Acupuncture helps in the recovery from a stroke, a cerebrovascular accident (CVA). Researchers from Guangdong Chinese Medicine School concluded that acupuncture significantly improves patient motor functioning and overall quality of life. Heilongjiang Traditional Chinese Medicine Second Affiliated Hospital researchers conducted an independent clinical trial and concluded that acupuncture is an effective treatment for functional hand impairment after a stroke. In another study, researchers from the Heilongjiang Provincial Academy of Chinese Medicine concluded that acupuncture is effective for the treatment of constipation due to a stroke.
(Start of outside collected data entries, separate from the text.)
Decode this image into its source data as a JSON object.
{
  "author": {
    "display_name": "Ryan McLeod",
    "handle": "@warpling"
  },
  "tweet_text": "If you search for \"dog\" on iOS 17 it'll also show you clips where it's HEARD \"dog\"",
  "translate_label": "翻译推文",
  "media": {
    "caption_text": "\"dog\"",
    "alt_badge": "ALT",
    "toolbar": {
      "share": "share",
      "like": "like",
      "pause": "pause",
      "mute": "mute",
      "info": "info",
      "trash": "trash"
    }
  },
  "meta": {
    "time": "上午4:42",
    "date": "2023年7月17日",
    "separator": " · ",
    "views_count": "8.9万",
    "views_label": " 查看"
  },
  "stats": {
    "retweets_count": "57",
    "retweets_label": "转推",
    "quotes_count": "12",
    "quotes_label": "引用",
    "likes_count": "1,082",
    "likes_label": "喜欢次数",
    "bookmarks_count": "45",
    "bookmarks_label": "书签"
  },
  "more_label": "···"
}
Guangdong Chinese Medicine School researchers achieved a total effective rate of 90% using acupuncture with 46.67% of patients experiencing very significant motor improvements. Upper and lower limb motor functioning and the ability of patients to perform activities of daily living significantly improved. Brunnstrom Approach categorizations significantly improved for both upper and lower limb functioning. The Barthel Activities of Daily Living (ADL) index improved from a base average of 38.80 to 55.80.
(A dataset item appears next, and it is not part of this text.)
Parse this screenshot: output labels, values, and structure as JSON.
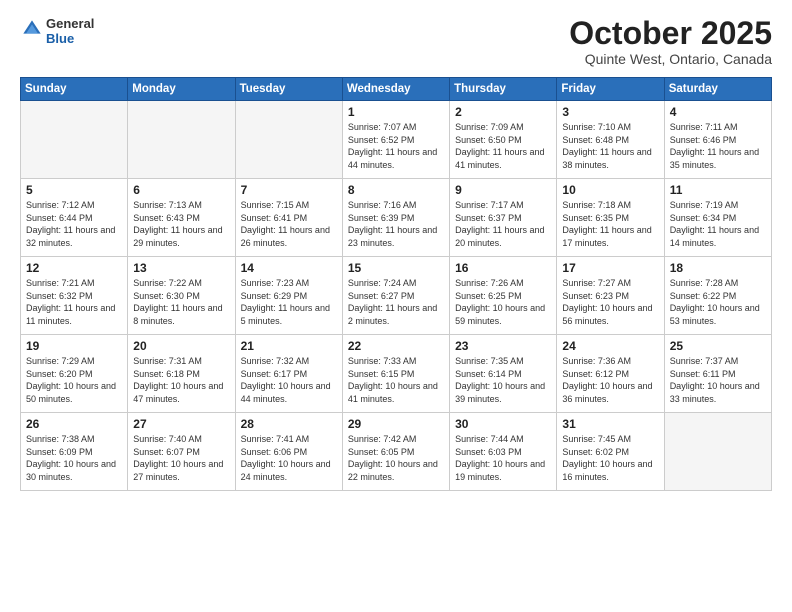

A semi-protocolized acupuncture point prescription was applied to the patients. Manual acupuncture was applied to Neiguan (PC6). Lifting, thrusting, and twisting was applied to elicit deqi and manual stimulation continued for an additional three minutes after the arrival of deqi. Bird-pecking technique was applied to Renzhong (DU26). Lifting and thrusting was applied to Sanyinjiao (SP6) until the lower limbs twitched at least three times in response to the needling. Jiquan (HT1) and Chize (LU5) were stimulated until movement of the upper limbs was elicited at least three times. Weizhong (BL40) was needled next. Manual acupuncture was applied until there was lower limb twitching at least three times. The aforementioned Xing Nao Kai Qiao acupuncture technique was applied every other day. On alternating days, Bo’s abdominal acupuncture was applied.
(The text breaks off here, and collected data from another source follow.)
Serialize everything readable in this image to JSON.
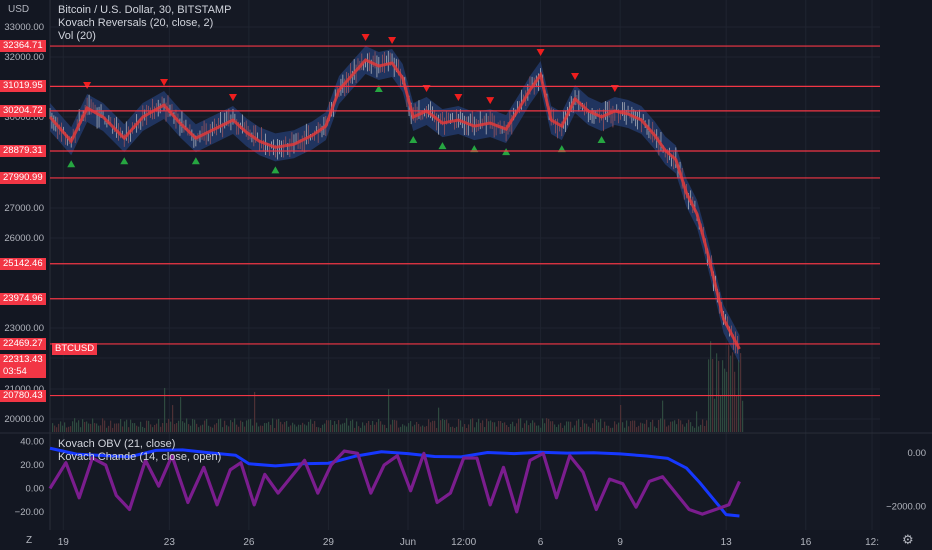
{
  "header": {
    "currency": "USD",
    "title": "Bitcoin / U.S. Dollar, 30, BITSTAMP",
    "indicator1": "Kovach Reversals (20, close, 2)",
    "indicator2": "Vol (20)"
  },
  "ticker": "BTCUSD",
  "price_badge": {
    "price": "22313.43",
    "countdown": "03:54"
  },
  "lower_pane": {
    "legend1": "Kovach OBV (21, close)",
    "legend2": "Kovach Chande (14, close, open)"
  },
  "footer": {
    "left_icon": "Z",
    "right_icon": "⚙"
  },
  "colors": {
    "background": "#131722",
    "grid": "#1f2430",
    "level": "#f23645",
    "candle_band": "#2a4a8f",
    "signal_ma": "#e03a3a",
    "up_marker": "#26a641",
    "down_marker": "#ef1e1e",
    "obv": "#1638ff",
    "chande": "#7b1d8e",
    "volume": "#5a3a3a"
  },
  "chart_data": [
    {
      "type": "line",
      "title": "Bitcoin / U.S. Dollar, 30, BITSTAMP",
      "ylim": [
        19300,
        33600
      ],
      "y_ticks": [
        20000,
        21000,
        22000,
        23000,
        26000,
        27000,
        30000,
        32000,
        33000
      ],
      "y_tick_labels": [
        "20000.00",
        "21000.00",
        "22000.00",
        "23000.00",
        "26000.00",
        "27000.00",
        "30000.00",
        "32000.00",
        "33000.00"
      ],
      "x_ticks": [
        {
          "label": "19",
          "pos": 0.5
        },
        {
          "label": "23",
          "pos": 4.5
        },
        {
          "label": "26",
          "pos": 7.5
        },
        {
          "label": "29",
          "pos": 10.5
        },
        {
          "label": "Jun",
          "pos": 13.5
        },
        {
          "label": "12:00",
          "pos": 15.6
        },
        {
          "label": "6",
          "pos": 18.5
        },
        {
          "label": "9",
          "pos": 21.5
        },
        {
          "label": "13",
          "pos": 25.5
        },
        {
          "label": "16",
          "pos": 28.5
        },
        {
          "label": "12:",
          "pos": 31.0
        }
      ],
      "xlim": [
        0,
        31.3
      ],
      "levels": [
        32364.71,
        31019.95,
        30204.72,
        28879.31,
        27990.99,
        25142.46,
        23974.96,
        22469.27,
        20780.43
      ],
      "level_labels": [
        "32364.71",
        "31019.95",
        "30204.72",
        "28879.31",
        "27990.99",
        "25142.46",
        "23974.96",
        "22469.27",
        "20780.43"
      ],
      "series": [
        {
          "x": [
            0,
            0.8,
            1.4,
            2,
            2.8,
            3.5,
            4.3,
            4.9,
            5.5,
            6.2,
            6.9,
            7.4,
            7.9,
            8.5,
            9.2,
            9.9,
            10.4,
            10.9,
            11.4,
            11.9,
            12.4,
            12.9,
            13.3,
            13.7,
            14.2,
            14.8,
            15.4,
            16.0,
            16.6,
            17.2,
            17.7,
            18.1,
            18.5,
            18.9,
            19.3,
            19.8,
            20.3,
            20.8,
            21.3,
            21.8,
            22.3,
            22.8,
            23.2,
            23.6,
            24.0,
            24.4,
            24.8,
            25.1,
            25.4,
            25.7,
            26.0
          ],
          "values": [
            30000,
            29200,
            30300,
            30000,
            29300,
            30000,
            30400,
            29800,
            29300,
            29600,
            29900,
            29500,
            29200,
            29000,
            29100,
            29400,
            29700,
            30900,
            31400,
            31900,
            31700,
            31800,
            31300,
            30000,
            30200,
            29800,
            29900,
            29700,
            29800,
            29600,
            30300,
            30900,
            31400,
            29900,
            29700,
            30600,
            30200,
            30000,
            30200,
            30100,
            29900,
            29400,
            28900,
            28600,
            27500,
            26800,
            25500,
            24400,
            23300,
            22800,
            22300
          ]
        }
      ]
    },
    {
      "type": "line",
      "title": "Kovach OBV (21, close)",
      "left_ylim": [
        -27,
        44
      ],
      "left_ticks": [
        40,
        20,
        0,
        -20
      ],
      "left_tick_labels": [
        "40.00",
        "20.00",
        "0.00",
        "−20.00"
      ],
      "right_ylim": [
        -2500,
        600
      ],
      "right_ticks": [
        0,
        -2000
      ],
      "right_tick_labels": [
        "0.00",
        "−2000.00"
      ],
      "series": [
        {
          "name": "Kovach OBV (21, close)",
          "axis": "right",
          "x": [
            0,
            1,
            2,
            3,
            4,
            5,
            6,
            7,
            7.5,
            8.5,
            9.5,
            10.5,
            11.5,
            12.5,
            13.5,
            14.5,
            15.5,
            16.5,
            17.5,
            18.5,
            19.5,
            20.5,
            21.5,
            22.5,
            23.3,
            24,
            24.5,
            25,
            25.5,
            26
          ],
          "values": [
            180,
            -40,
            -90,
            -140,
            100,
            120,
            10,
            -80,
            -400,
            -480,
            -400,
            -380,
            -120,
            50,
            -20,
            -130,
            -140,
            20,
            -20,
            30,
            0,
            10,
            -30,
            -110,
            -200,
            -560,
            -1100,
            -1700,
            -2300,
            -2350
          ]
        },
        {
          "name": "Kovach Chande (14, close, open)",
          "axis": "left",
          "x": [
            0,
            0.6,
            1.1,
            1.6,
            2.1,
            2.5,
            3.0,
            3.6,
            4.1,
            4.6,
            5.2,
            5.8,
            6.3,
            6.8,
            7.2,
            7.7,
            8.1,
            8.6,
            9.1,
            9.6,
            10.1,
            10.6,
            11.1,
            11.6,
            12.1,
            12.6,
            13.1,
            13.6,
            14.1,
            14.6,
            15.1,
            15.6,
            16.1,
            16.6,
            17.1,
            17.6,
            18.1,
            18.6,
            19.1,
            19.6,
            20.1,
            20.6,
            21.1,
            21.6,
            22.1,
            22.6,
            23.1,
            23.6,
            24.1,
            24.6,
            25.1,
            25.6,
            26.0
          ],
          "values": [
            0,
            22,
            -8,
            26,
            20,
            -6,
            -18,
            24,
            2,
            28,
            -12,
            18,
            -14,
            16,
            22,
            -14,
            12,
            -4,
            10,
            24,
            -4,
            20,
            32,
            30,
            -4,
            20,
            28,
            -2,
            30,
            -12,
            -4,
            26,
            26,
            -14,
            18,
            -20,
            24,
            30,
            -8,
            28,
            14,
            -18,
            8,
            4,
            -16,
            6,
            10,
            -4,
            -18,
            -22,
            -18,
            -14,
            6
          ]
        }
      ]
    }
  ]
}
Supplementary points were added for specific conditions on days when the Xing Nao Kai Qiao acupuncture was performed. For pseudobulbar palsy (inability to control facial movements), Fengchi (GB20) was added. For aphasia, Jinjin and Yuye were added. Yifeng (SJ17) and Fengchi (GB20) were added for dysphagia (difficulty swallowing). Jiache (ST6) was added for deviation of the mouth. For drooping of the eyelids (blepharoptosis), Yangbai (GB14) and Yuyao were added. For discomfort or a dragging sensation in the upper limbs, Quchi (LI11) and Waiguan (SJ5) were added. For spasticity of the fingers with an inability to stretch, Hegu (LI4) and Houxi (SI3) were added. Sensory disorders were treated with Bafeng and Baxie.